A new study from the University of Indianapolis to be published in the American Journal of Public Health finds that citizens living in states with the weakest gun laws are more than twice as likely to be fatally shot by law enforcement compared to those living in states with the strongest gun laws.
Aaron Kivisto, assistant professor in the College of Applied Behavioral Sciences at the University of Indianapolis, conducted the research along with doctoral student Peter Phalen, in collaboration with Brad Ray, IUPUI assistant professor in the School of Public and Environmental Affairs. The American Journal of Public Health will publish their study, "Firearm legislation and fatal police shootings in the United States," on May 18.
Kivisto, lead author of the study, says he and his colleagues utilized data on fatal police shootings in the United States from The Counted, a database developed by U.K.-based newspaper The Guardian. That data, combined with the state gun-law rankings from The Brady Center to Prevent Gun Violence, showed citizens from states with weaker gun laws are significantly more likely to be killed by law enforcement, according to the study.
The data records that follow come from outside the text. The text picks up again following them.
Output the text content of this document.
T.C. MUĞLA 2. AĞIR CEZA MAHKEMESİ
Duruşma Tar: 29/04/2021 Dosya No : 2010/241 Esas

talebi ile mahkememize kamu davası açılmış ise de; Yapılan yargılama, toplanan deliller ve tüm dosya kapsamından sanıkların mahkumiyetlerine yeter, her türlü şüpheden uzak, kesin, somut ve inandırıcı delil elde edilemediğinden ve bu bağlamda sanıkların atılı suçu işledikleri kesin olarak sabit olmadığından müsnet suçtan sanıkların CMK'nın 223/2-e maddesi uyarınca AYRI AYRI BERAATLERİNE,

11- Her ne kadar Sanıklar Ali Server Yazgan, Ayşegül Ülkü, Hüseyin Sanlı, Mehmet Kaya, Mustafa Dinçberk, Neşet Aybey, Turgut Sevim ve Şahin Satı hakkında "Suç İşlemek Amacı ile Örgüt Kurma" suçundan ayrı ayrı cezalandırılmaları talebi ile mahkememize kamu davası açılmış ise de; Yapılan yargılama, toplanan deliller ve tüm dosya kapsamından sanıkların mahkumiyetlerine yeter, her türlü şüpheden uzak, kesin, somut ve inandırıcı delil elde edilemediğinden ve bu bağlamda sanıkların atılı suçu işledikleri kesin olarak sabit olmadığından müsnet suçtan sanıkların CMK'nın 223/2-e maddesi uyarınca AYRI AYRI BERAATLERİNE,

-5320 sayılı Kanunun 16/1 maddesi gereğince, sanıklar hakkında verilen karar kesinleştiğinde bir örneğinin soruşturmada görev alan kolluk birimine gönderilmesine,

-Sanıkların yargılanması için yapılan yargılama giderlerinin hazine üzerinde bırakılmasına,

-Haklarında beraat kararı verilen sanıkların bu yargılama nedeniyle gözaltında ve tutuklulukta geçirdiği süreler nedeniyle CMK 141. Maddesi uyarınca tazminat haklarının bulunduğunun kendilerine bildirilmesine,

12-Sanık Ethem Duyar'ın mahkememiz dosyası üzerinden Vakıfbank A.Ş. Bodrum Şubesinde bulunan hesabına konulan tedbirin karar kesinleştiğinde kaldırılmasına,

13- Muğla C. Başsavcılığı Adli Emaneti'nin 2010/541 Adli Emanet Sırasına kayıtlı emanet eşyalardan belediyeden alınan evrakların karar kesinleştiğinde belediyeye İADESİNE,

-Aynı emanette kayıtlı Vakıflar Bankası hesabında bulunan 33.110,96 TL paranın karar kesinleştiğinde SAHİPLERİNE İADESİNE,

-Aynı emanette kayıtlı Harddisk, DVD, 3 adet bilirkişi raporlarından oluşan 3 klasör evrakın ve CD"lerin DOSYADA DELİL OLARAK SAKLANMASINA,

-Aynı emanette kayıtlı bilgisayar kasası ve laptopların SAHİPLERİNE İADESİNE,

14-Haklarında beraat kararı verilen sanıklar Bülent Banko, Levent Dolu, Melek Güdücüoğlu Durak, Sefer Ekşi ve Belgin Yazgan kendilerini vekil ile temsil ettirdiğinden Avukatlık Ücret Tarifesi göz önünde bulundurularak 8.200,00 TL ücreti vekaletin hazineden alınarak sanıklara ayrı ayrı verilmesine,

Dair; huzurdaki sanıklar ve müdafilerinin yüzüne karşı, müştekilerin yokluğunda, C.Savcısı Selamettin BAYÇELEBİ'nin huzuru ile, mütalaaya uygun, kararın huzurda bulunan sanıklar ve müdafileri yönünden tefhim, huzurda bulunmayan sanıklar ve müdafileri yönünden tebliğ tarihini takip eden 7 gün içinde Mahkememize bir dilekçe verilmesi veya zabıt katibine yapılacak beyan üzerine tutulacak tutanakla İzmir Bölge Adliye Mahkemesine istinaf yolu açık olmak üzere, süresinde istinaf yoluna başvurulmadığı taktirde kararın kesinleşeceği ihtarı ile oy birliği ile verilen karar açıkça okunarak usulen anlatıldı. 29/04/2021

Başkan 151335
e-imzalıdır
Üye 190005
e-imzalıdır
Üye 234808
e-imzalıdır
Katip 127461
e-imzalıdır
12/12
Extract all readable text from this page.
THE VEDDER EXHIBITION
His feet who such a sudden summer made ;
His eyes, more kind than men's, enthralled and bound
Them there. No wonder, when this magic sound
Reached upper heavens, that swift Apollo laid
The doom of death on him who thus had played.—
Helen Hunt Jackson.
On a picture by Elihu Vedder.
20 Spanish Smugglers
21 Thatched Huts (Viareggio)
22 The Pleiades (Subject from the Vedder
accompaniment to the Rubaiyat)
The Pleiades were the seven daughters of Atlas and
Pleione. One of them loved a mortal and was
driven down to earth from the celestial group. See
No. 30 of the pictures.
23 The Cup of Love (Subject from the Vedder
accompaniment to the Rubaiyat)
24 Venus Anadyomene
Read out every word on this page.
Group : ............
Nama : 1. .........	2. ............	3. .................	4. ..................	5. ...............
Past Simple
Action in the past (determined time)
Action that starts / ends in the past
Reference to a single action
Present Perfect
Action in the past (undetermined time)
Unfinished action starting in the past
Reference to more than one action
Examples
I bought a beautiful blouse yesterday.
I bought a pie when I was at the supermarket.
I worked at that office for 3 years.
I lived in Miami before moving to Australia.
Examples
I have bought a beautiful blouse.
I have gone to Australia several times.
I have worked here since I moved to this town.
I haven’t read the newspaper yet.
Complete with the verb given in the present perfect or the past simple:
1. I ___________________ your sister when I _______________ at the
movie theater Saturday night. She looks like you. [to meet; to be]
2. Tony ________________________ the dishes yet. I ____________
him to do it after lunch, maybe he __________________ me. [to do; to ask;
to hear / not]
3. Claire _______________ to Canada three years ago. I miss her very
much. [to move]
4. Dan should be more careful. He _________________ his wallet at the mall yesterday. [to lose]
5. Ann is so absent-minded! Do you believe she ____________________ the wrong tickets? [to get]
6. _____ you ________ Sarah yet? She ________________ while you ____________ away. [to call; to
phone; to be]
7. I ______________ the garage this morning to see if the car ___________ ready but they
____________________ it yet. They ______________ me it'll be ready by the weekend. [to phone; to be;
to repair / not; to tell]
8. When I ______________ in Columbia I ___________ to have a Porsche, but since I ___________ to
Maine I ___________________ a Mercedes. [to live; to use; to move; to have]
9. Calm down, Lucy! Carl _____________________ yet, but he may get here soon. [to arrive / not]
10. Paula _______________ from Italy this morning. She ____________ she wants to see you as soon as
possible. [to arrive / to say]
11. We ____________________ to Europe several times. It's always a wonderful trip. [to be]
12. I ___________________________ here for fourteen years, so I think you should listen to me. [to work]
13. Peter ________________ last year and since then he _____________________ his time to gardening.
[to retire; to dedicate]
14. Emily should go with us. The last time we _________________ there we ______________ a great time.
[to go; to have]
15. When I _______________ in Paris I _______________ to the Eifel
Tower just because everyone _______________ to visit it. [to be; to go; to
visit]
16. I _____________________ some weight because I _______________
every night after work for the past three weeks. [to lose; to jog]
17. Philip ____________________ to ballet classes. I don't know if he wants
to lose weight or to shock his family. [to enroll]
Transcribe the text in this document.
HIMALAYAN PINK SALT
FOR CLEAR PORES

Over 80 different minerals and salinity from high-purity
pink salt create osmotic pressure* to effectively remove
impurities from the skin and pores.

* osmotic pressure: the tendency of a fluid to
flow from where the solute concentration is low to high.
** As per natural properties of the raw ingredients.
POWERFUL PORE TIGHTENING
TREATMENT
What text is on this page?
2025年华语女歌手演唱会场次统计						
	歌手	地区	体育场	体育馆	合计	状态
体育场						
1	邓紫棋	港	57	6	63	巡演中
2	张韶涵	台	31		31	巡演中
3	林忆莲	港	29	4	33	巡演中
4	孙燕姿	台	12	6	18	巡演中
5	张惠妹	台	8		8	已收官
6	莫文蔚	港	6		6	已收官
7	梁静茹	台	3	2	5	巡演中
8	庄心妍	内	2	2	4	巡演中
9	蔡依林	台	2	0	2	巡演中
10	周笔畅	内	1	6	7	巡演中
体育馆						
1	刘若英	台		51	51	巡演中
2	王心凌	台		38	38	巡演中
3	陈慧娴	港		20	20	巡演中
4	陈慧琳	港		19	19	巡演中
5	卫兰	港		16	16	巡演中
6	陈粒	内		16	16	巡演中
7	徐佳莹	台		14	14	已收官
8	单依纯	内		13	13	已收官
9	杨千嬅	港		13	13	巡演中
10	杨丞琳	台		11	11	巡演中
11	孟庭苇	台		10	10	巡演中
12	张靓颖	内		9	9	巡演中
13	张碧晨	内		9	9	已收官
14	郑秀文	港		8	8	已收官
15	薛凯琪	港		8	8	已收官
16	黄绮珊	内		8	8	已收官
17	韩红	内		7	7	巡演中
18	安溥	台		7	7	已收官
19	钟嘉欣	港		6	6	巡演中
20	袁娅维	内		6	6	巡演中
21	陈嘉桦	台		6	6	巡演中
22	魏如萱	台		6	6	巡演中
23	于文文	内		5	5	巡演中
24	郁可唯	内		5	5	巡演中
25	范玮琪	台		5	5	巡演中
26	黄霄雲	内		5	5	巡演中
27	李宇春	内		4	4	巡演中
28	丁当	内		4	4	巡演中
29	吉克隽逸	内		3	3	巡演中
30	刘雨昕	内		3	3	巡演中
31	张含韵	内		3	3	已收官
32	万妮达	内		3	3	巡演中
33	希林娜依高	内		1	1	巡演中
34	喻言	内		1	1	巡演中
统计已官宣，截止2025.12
The researchers examined more than 1,800 fatal police shootings that occurred between January 2015 and October 2016. Their study took into account differences across states in rates of gun ownership, violent crime and other socio-demographic characteristics. The study found that, while laws strengthening background checks appeared to support this effect by reducing the overall number of guns in the community, laws aimed at promoting safe storage and reducing gun trafficking helped to prevent guns already in the community from falling into the wrong hands.
"What's really striking is that the laws that seem to be driving this effect -- closing background-check loopholes, requiring that parents protect their kids from finding their guns in the home -- are the types of laws that large majorities of Americans support," says Kivisto. "These aren't particularly controversial laws, and this study, along with many before it, suggest that they can save a lot of lives," he notes. "These findings also seem to highlight the challenges created for law enforcement by states that have neglected to enact common-sense gun laws supported by most citizens."
Kivisto's research colleague, Peter Phalen, adds: "Currently, the only serious monitoring system for police violence in our country is the media itself, rather than the government or police."
While policy efforts targeting police practices represent one strategy, Kivisto points out that these findings show strengthening state-level gun laws offers promise as a tool for reducing rates of fatal police shootings in the United States.